Por 18 de junio de 2007 Sin comentarios

Marcelo Figueras

Esto no es lo que yo iba a escribir. Pero abrí el correo antes de abocarme a la tarea y me encontré con un mensaje inesperado. Quizás no debería hablar del asunto porque no me ocurrió a mí, seguramente es un error meterme con un dolor ajeno. En ese caso pido disculpas por anticipado, dado que lo haré de todas formas, y por la más egoísta de las razones: me partió el alma en mil pedazos, y desde entonces no puedo pensar en otra cosa.

Digamos que alguien a quien conozco me contó hace tiempo lo que estaban tratando de hacer dos personas a quienes no conozco: adoptar legalmente a una pequeña niña africana. Sé apenas que llevaban muchos meses empeñados en el asunto, y que venían tolerando cada dilación y cada nuevo trámite con paciencia de santos. Sé también el nombre de la niña, cuya madre había muerto al ayudarla a nacer, pero me lo reservo por razones obvias; básteme decir que era un nombre exótico y musical y dulce –lo que yo llamaría un nombre perfecto.

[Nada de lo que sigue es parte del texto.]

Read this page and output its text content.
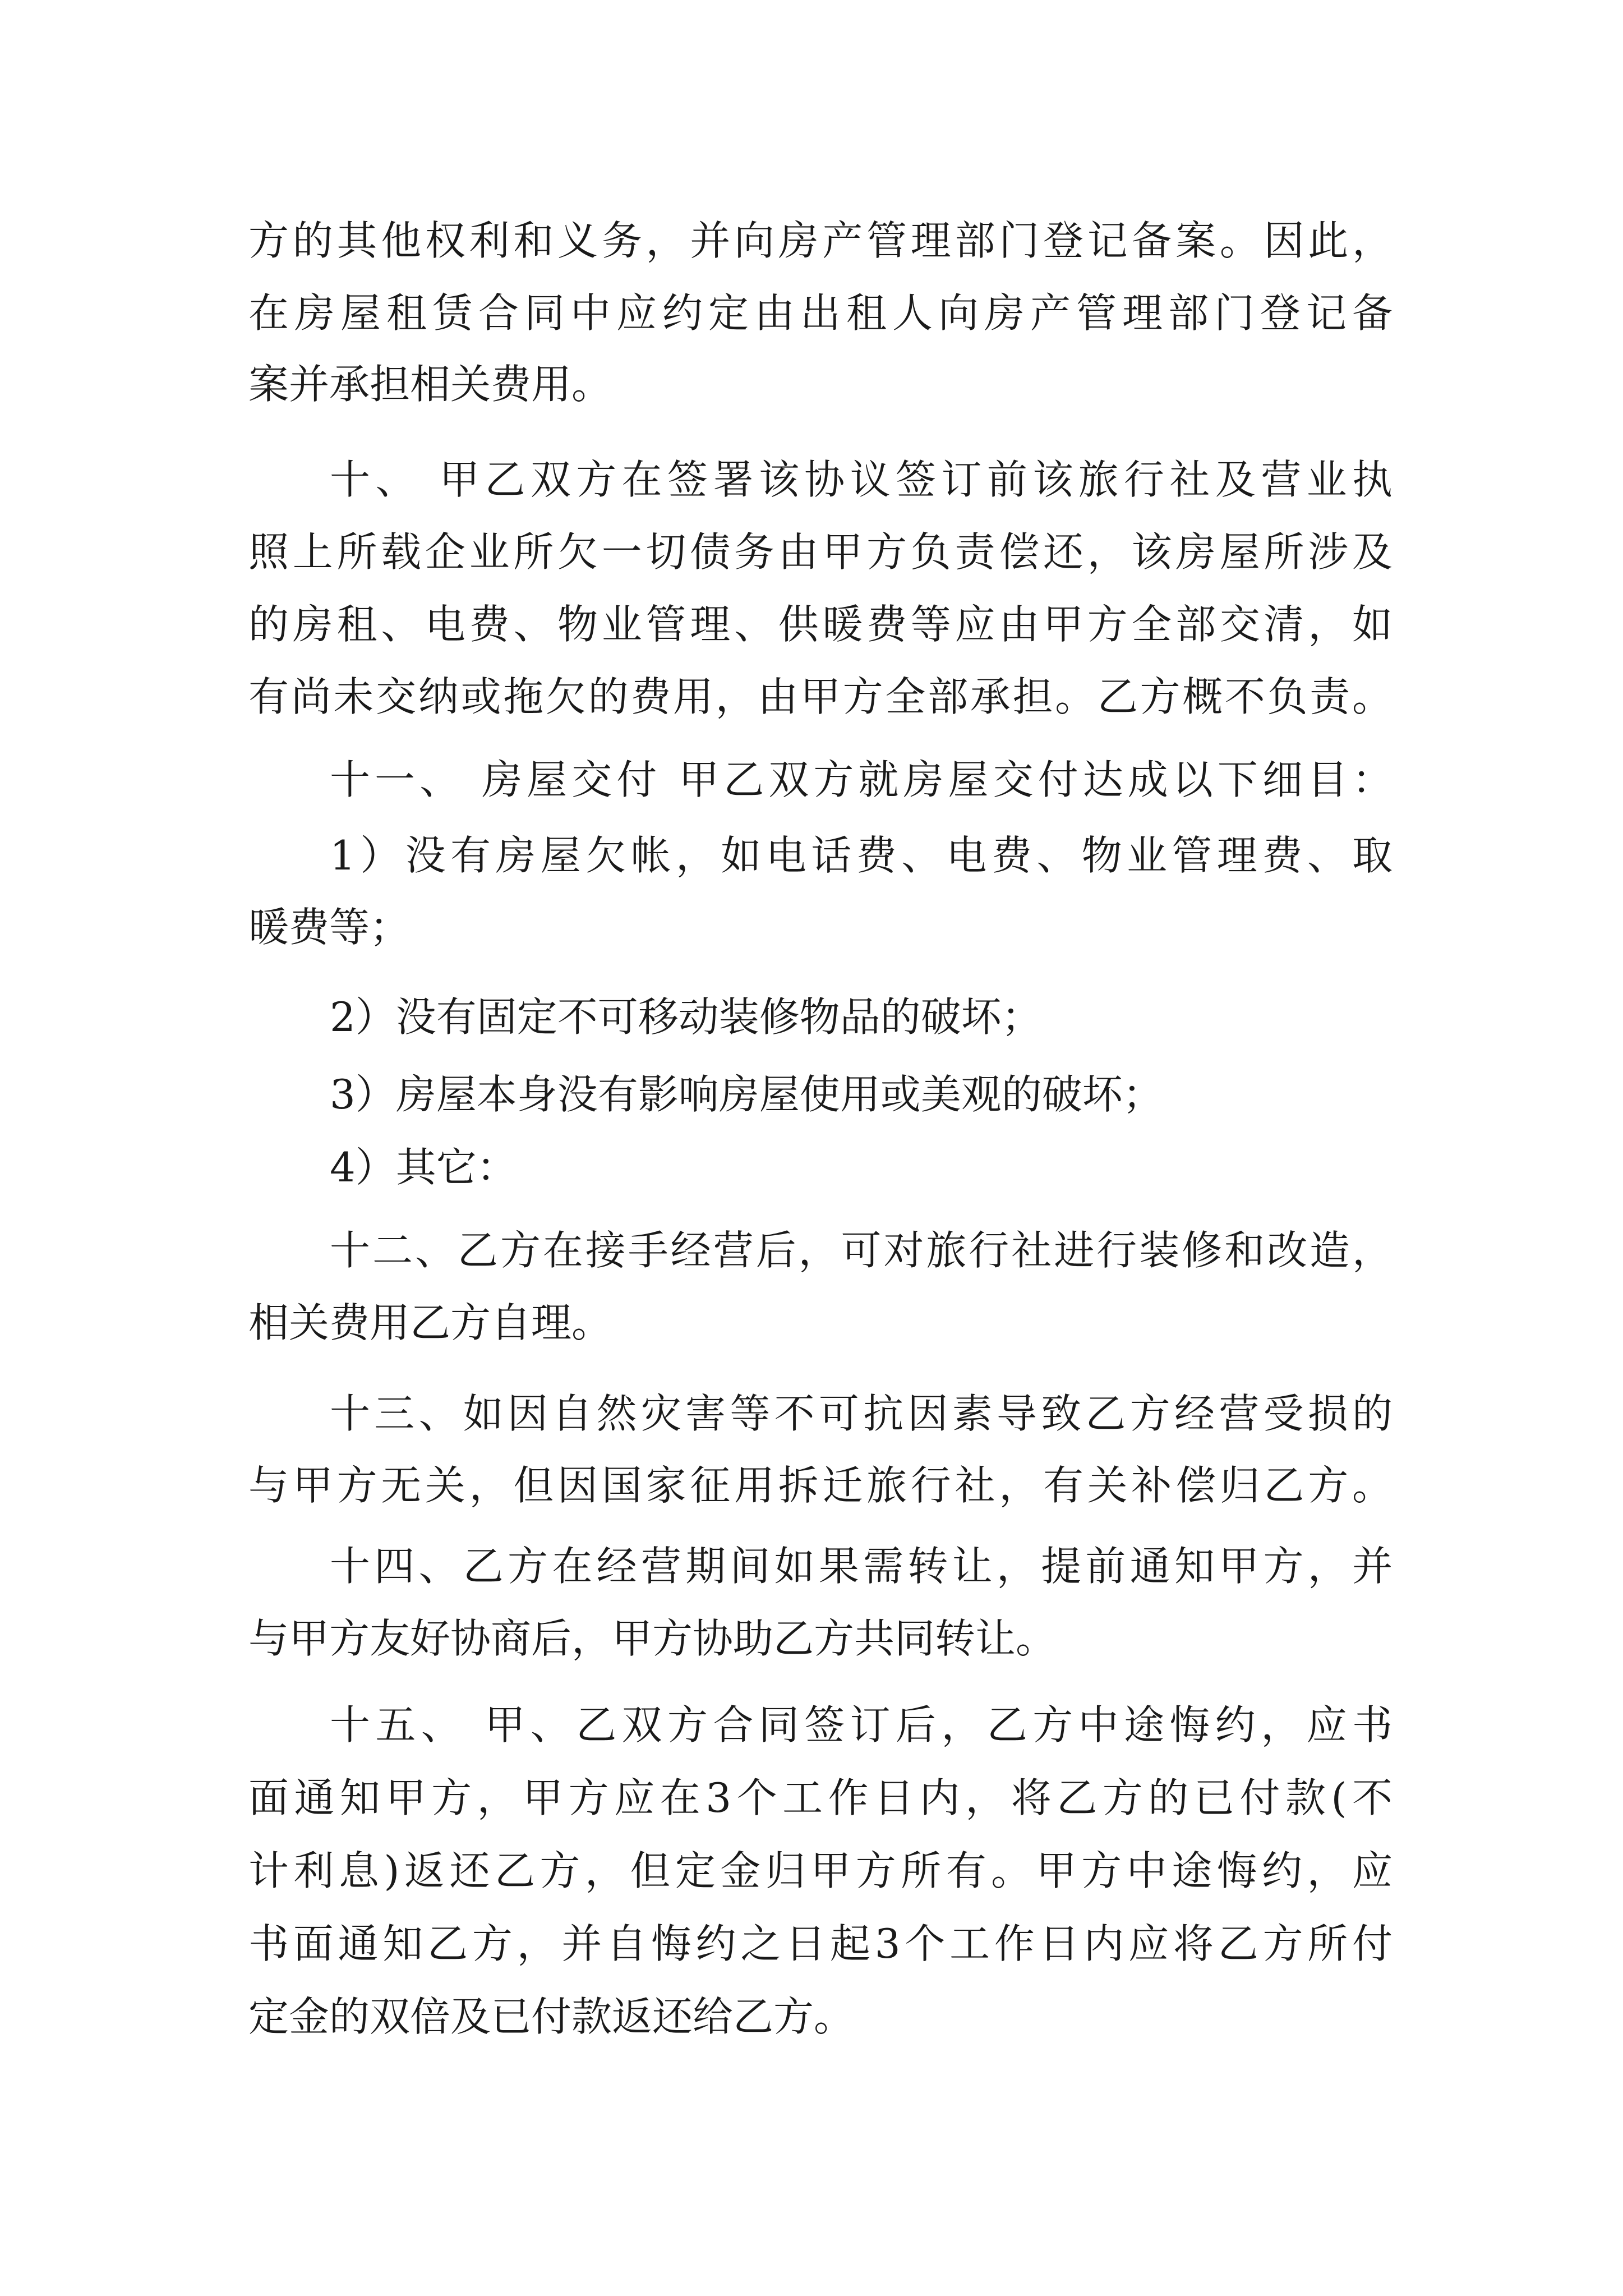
方的其他权利和义务，并向房产管理部门登记备案。因此，

在房屋租赁合同中应约定由出租人向房产管理部门登记备

案并承担相关费用。

十、 甲乙双方在签署该协议签订前该旅行社及营业执

照上所载企业所欠一切债务由甲方负责偿还，该房屋所涉及

的房租、电费、物业管理、供暖费等应由甲方全部交清，如

有尚未交纳或拖欠的费用，由甲方全部承担。乙方概不负责。

十一、 房屋交付 甲乙双方就房屋交付达成以下细目：

1）没有房屋欠帐，如电话费、电费、物业管理费、取

暖费等；

2）没有固定不可移动装修物品的破坏；

3）房屋本身没有影响房屋使用或美观的破坏；

4）其它：

十二、乙方在接手经营后，可对旅行社进行装修和改造，

相关费用乙方自理。

十三、如因自然灾害等不可抗因素导致乙方经营受损的

与甲方无关，但因国家征用拆迁旅行社，有关补偿归乙方。

十四、乙方在经营期间如果需转让，提前通知甲方，并

与甲方友好协商后，甲方协助乙方共同转让。

十五、 甲、乙双方合同签订后，乙方中途悔约，应书

面通知甲方，甲方应在3个工作日内，将乙方的已付款(不

计利息)返还乙方，但定金归甲方所有。甲方中途悔约，应

书面通知乙方，并自悔约之日起3个工作日内应将乙方所付

定金的双倍及已付款返还给乙方。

Iban a viajar rumbo al África este sábado que pasó, para buscarla al fin después de tanto papelerío, de tanta demora inhumana. Estaba convencido de que ya estarían allí, pero en cambio recibí el mail que me decía que no, que nunca habían llegado a viajar, que horas antes de partir les dijeron que la niña había muerto súbitamente, con la misma ligereza con la que pasó por este mundo. Nunca supe de ella más que su nombre, pero me puse a llorar. Por la esperanza frustrada, por la vida que pudo ser preciosa y tan sólo lo fue brevemente, por tanto amor desperdiciado, ese dolor de pecho hinchado de leche sin boca que lo reclame.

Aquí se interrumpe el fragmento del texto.